If you want a hospital birth because you think hospitals have better resources and ability to handle emergencies, make sure that’s actually the case.
- Find out if your hospital has 24/7 obstetric, pediatric, and anesthesia staff on duty and that it has at least a Level II nursery, that is, a nursery capable of caring for newborns with moderate problems and stabilizing sicker babies for transport to a hospital with a neonatal intensive care unit.
- Find out whether your hospital uses standardized protocols to recognize and treat severe maternal as well as newborn complications.
Implement your own preventive measures.
- Ask your care providers what their cesarean rate is in healthy, 1st-time mothers. You’ll have to check with all of them because individual members of group practices can have widely varying statistics.

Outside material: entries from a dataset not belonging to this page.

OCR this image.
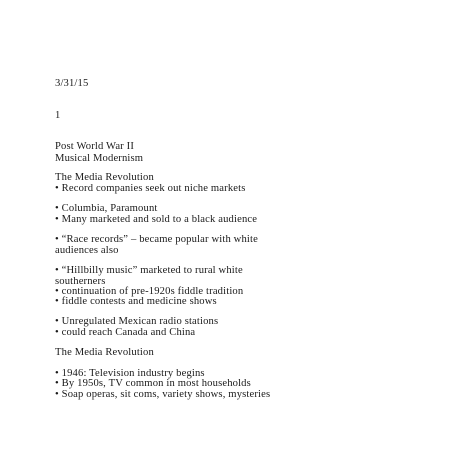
3/31/15
1
Post World War II
Musical Modernism
The Media Revolution
• Record companies seek out niche markets
• Columbia, Paramount
• Many marketed and sold to a black audience
• “Race records” – became popular with white
audiences also
• “Hillbilly music” marketed to rural white
southerners
• continuation of pre-1920s fiddle tradition
• fiddle contests and medicine shows
• Unregulated Mexican radio stations
• could reach Canada and China
The Media Revolution
• 1946: Television industry begins
• By 1950s, TV common in most households
• Soap operas, sit coms, variety shows, mysteries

If they hedge, ask for a ballpark figure. If you hear a number much higher than 15%, be concerned. It means that if your care provider recommends a cesarean, you won’t know whether you can trust their judgment.
- Ask your care providers what symptoms in your early days and weeks at home merit follow-up.
- If you go to your hospital’s emergency room because of concerns about bleeding, pain, or symptoms of pre-eclampsia, insist on seeing an obstetrician. Typically, emergency room staff are not trained to distinguish potentially severe pregnancy or postpartum complications from run-of-the-mill complaints.